O diagnóstico da obstrução gastrointestinal nem sempre é simples, depende da composição do corpo estranho ingerido. Se um animal apresenta quadro clínico de vômitos ou outros sintomas gastrointestinais, exames de laboratório e de raios-X são essenciais para se encontrar a causa. Se o corpo estranho for metálico ou um osso, a radiografia os mostra com clareza. Mas, no caso de materiais radiolucentes (que não aparecem na radiografia) como, por exemplo, certos tipos de plástico, madeira, tecidos e outros materiais, outros exames são necessários para se confirmar a presença do corpo estranho. Um método diagnóstico muito usado é a radiografia contrastada. Nesse exame, administra-se um líquido radiopaco (que aparece com clareza nas radiografias) ao paciente, por via oral. Radiografias são tomadas a intervalos regulares, para seguir o caminho do líquido de contraste no sistema gastrointestinal. Se o líquido fica retido em algum lugar, suspeita-se que o corpo estranho está neste ponto.

Também, a endoscopia é um método eficiente para encontrar o corpo estranho. O animal é anestesiado, e o endoscópio (um tubo flexível com uma pequena câmera) é introduzido no aparelho gastrointestinal (pela boca ou pelo reto), até encontrar o corpo estranho. A grande vantagem deste método é que, se encontrado, o corpo estranho pede ser “pescado” com as garras do endoscópio e o problema se resolve sem cirurgia. Mas o êxito da remoção do corpo estranho com o endoscópio depende do tamanho e do formato do corpo estranho. Em alguns casos, o animal tem que ser submetido à cirurgia para retirada do corpo estranho mesmo após o exame endoscópico.

A cirurgia para remoção de corpo estranho do sistema gastrointestinal é bastante invasiva, e requer um período pós-operatório no hospital, onde o paciente receberá os cuidados necessários. Este período é importante para que o veterinário possa monitorar o animal e diagnosticar complicações pós-operatórias como, por exemplo, a peritonite.

A melhor forma de se evitar que o animal ingira um corpo estranho é, simplesmente, não permitir o acesso a esses materiais. Nunca deixe coisas espalhadas pela casa.

Em casas onde moram crianças, recolha sempre os brinquedos, pois cães e gatos também adoram brincar (e acabam engolindo).
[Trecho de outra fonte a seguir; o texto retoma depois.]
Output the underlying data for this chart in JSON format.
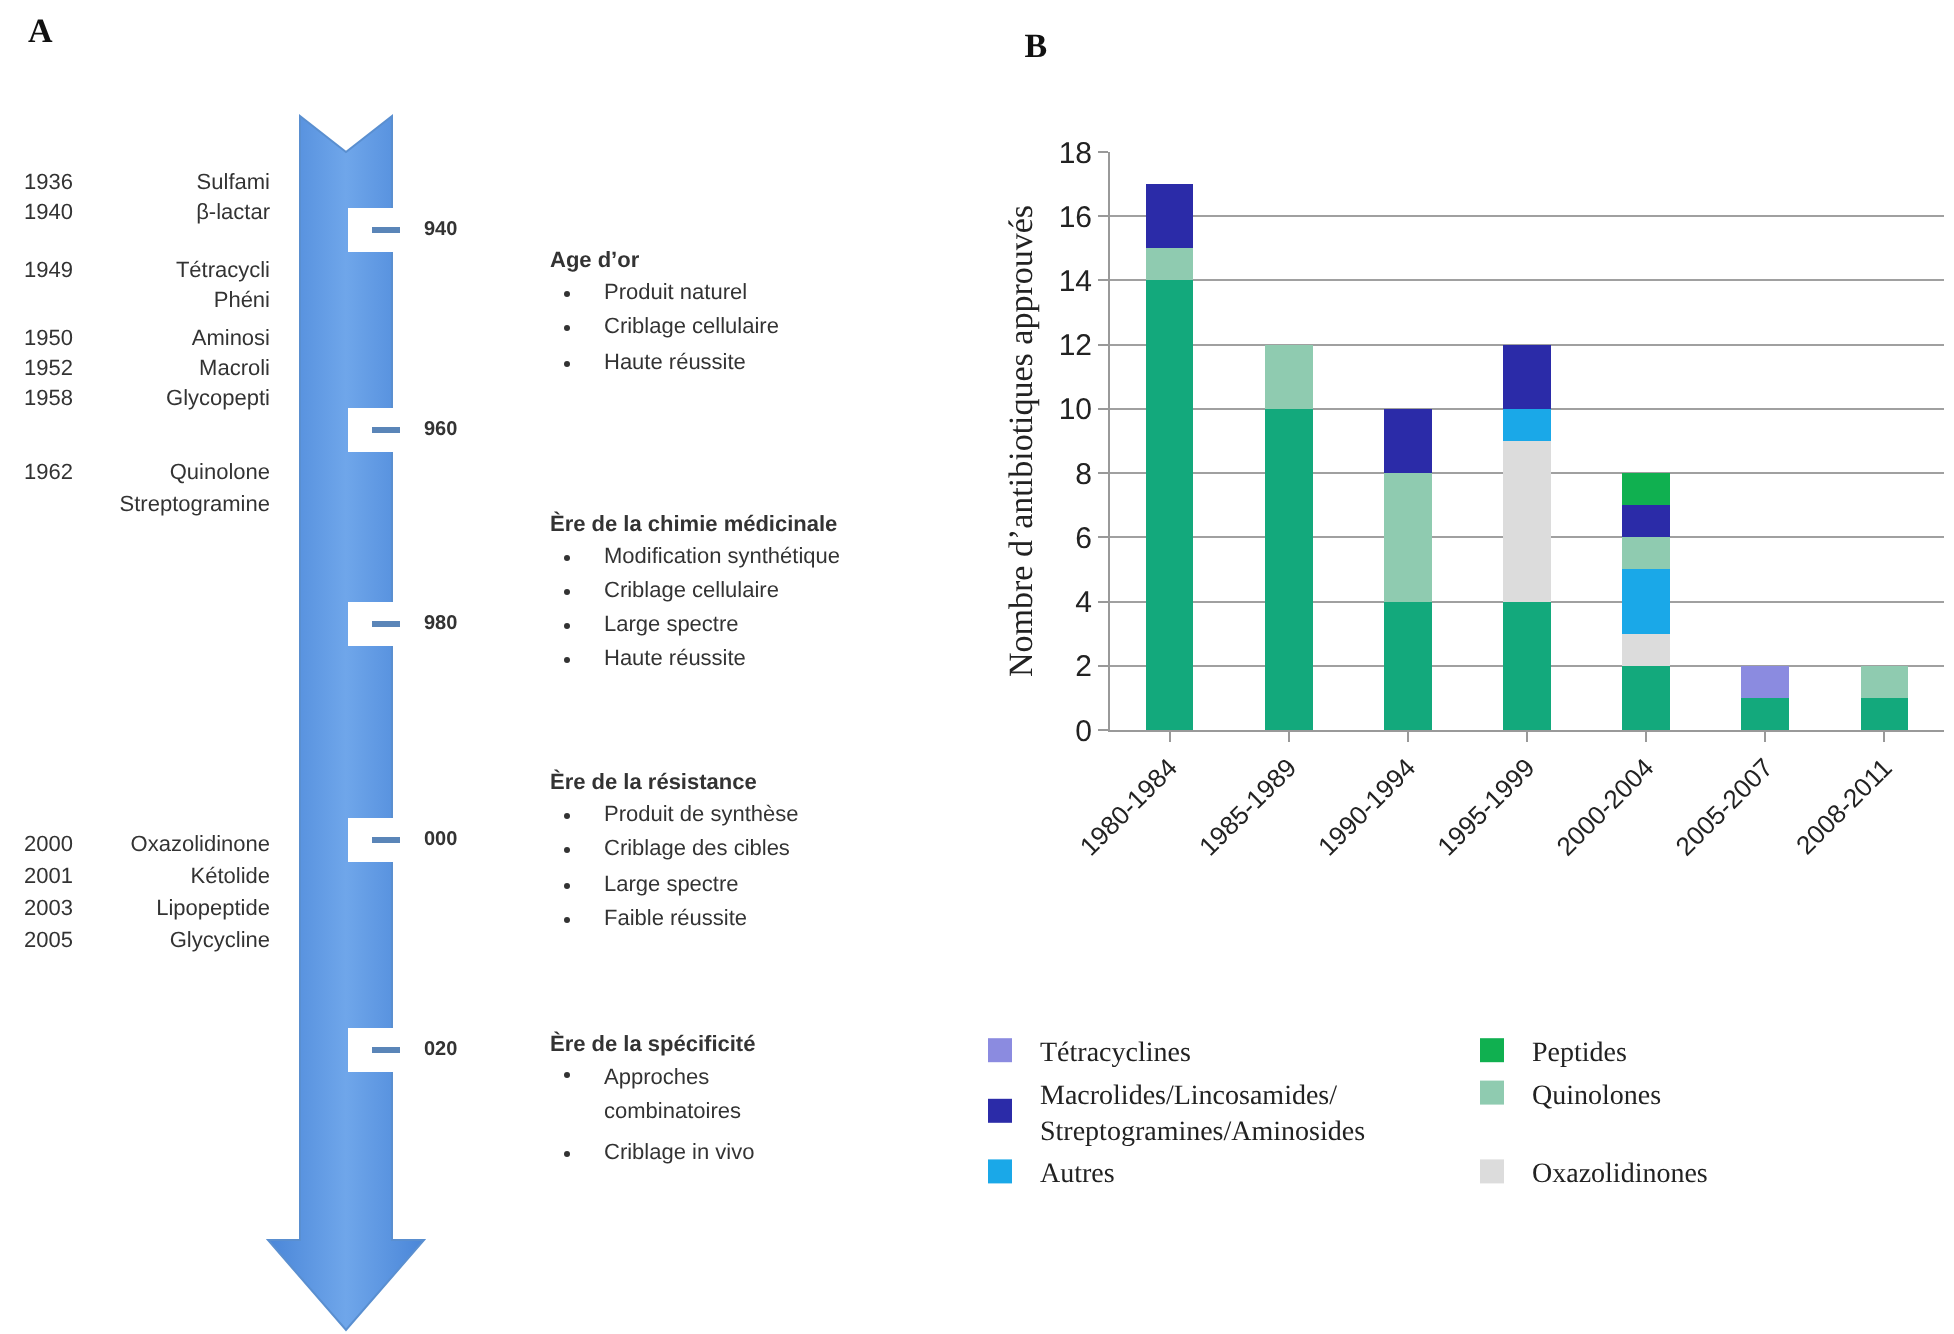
{
  "chart_data": [
    {
      "type": "other",
      "title": "A",
      "annotations": [
        "1936 Sulfami",
        "1940 β-lactar",
        "1949 Tétracycli",
        "Phéni",
        "1950 Aminosi",
        "1952 Macroli",
        "1958 Glycopepti",
        "1962 Quinolone",
        "Streptogramine",
        "2000 Oxazolidinone",
        "2001 Kétolide",
        "2003 Lipopeptide",
        "2005 Glycycline",
        "940",
        "960",
        "980",
        "000",
        "020",
        "Age d’or",
        "Produit naturel",
        "Criblage cellulaire",
        "Haute réussite",
        "Ère de la chimie médicinale",
        "Modification synthétique",
        "Criblage cellulaire",
        "Large spectre",
        "Haute réussite",
        "Ère de la résistance",
        "Produit de synthèse",
        "Criblage des cibles",
        "Large spectre",
        "Faible réussite",
        "Ère de la spécificité",
        "Approches combinatoires",
        "Criblage in vivo"
      ]
    },
    {
      "type": "bar",
      "title": "B",
      "ylabel": "Nombre d’antibiotiques approuvés",
      "stacked": true,
      "categories": [
        "1980-1984",
        "1985-1989",
        "1990-1994",
        "1995-1999",
        "2000-2004",
        "2005-2007",
        "2008-2011"
      ],
      "series": [
        {
          "color": "#13a97c",
          "values": [
            14,
            10,
            4,
            4,
            2,
            1,
            1
          ]
        },
        {
          "name": "Oxazolidinones",
          "color": "#dcdcdc",
          "values": [
            null,
            null,
            null,
            5,
            1,
            null,
            null
          ]
        },
        {
          "name": "Autres",
          "color": "#1aa8e8",
          "values": [
            null,
            null,
            null,
            1,
            2,
            null,
            null
          ]
        },
        {
          "name": "Quinolones",
          "color": "#8fcbb0",
          "values": [
            1,
            2,
            4,
            null,
            1,
            null,
            1
          ]
        },
        {
          "name": "Macrolides/Lincosamides/Streptogramines/Aminosides",
          "color": "#2b2ba8",
          "values": [
            2,
            null,
            2,
            2,
            1,
            null,
            null
          ]
        },
        {
          "name": "Peptides",
          "color": "#10b050",
          "values": [
            null,
            null,
            null,
            null,
            1,
            null,
            null
          ]
        },
        {
          "name": "Tétracyclines",
          "color": "#8b8be0",
          "values": [
            null,
            null,
            null,
            null,
            null,
            1,
            null
          ]
        }
      ],
      "ylim": [
        0,
        18
      ],
      "yticks": [
        0,
        2,
        4,
        6,
        8,
        10,
        12,
        14,
        16,
        18
      ],
      "grid": "y",
      "legend": "bottom"
    }
  ]
}
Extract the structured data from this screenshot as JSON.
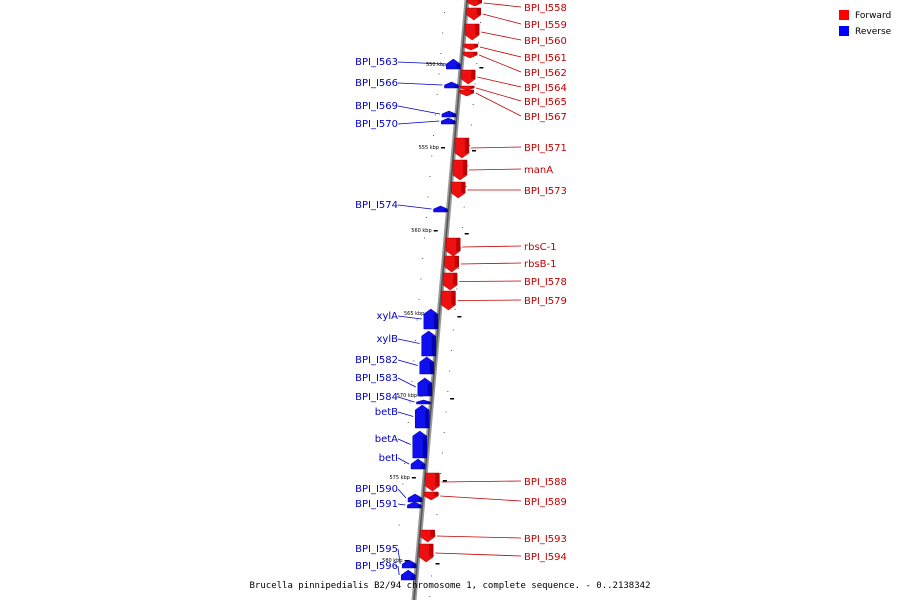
{
  "caption": "Brucella pinnipedialis B2/94 chromosome 1, complete sequence. - 0..2138342",
  "legend": [
    {
      "label": "Forward",
      "color": "#ff0000"
    },
    {
      "label": "Reverse",
      "color": "#0000ff"
    }
  ],
  "ruler_labels": [
    "550 kbp",
    "555 kbp",
    "560 kbp",
    "565 kbp",
    "570 kbp",
    "575 kbp",
    "580 kbp"
  ],
  "forward_genes": [
    "BPI_I558",
    "BPI_I559",
    "BPI_I560",
    "BPI_I561",
    "BPI_I562",
    "BPI_I564",
    "BPI_I565",
    "BPI_I567",
    "BPI_I571",
    "manA",
    "BPI_I573",
    "rbsC-1",
    "rbsB-1",
    "BPI_I578",
    "BPI_I579",
    "BPI_I588",
    "BPI_I589",
    "BPI_I593",
    "BPI_I594"
  ],
  "reverse_genes": [
    "BPI_I563",
    "BPI_I566",
    "BPI_I569",
    "BPI_I570",
    "BPI_I574",
    "xylA",
    "xylB",
    "BPI_I582",
    "BPI_I583",
    "BPI_I584",
    "betB",
    "betA",
    "betI",
    "BPI_I590",
    "BPI_I591",
    "BPI_I595",
    "BPI_I596"
  ]
}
Alguns cachorros, quando estão sozinhos na casa, devem ficar confinados a um espaço onde não possam arrumar problemas, seja esse espaço um jaulinha confortável ou um cercado. Filhotes são especialmente problemáticos, e devem ser confinados sempre que não estejam supervisionados, pelo menos até que tenham treino suficiente para ser considerados confiáveis. Latas de lixo devem estar sempre bem tampadas e longe do alcance dos animais de estimação. Em casas onde existem gatos, nunca deixe linhas ou barbantes ao alcance deles, pois eles adoram brincar com esses objetos e a ingestão acidental ocorre com frequência.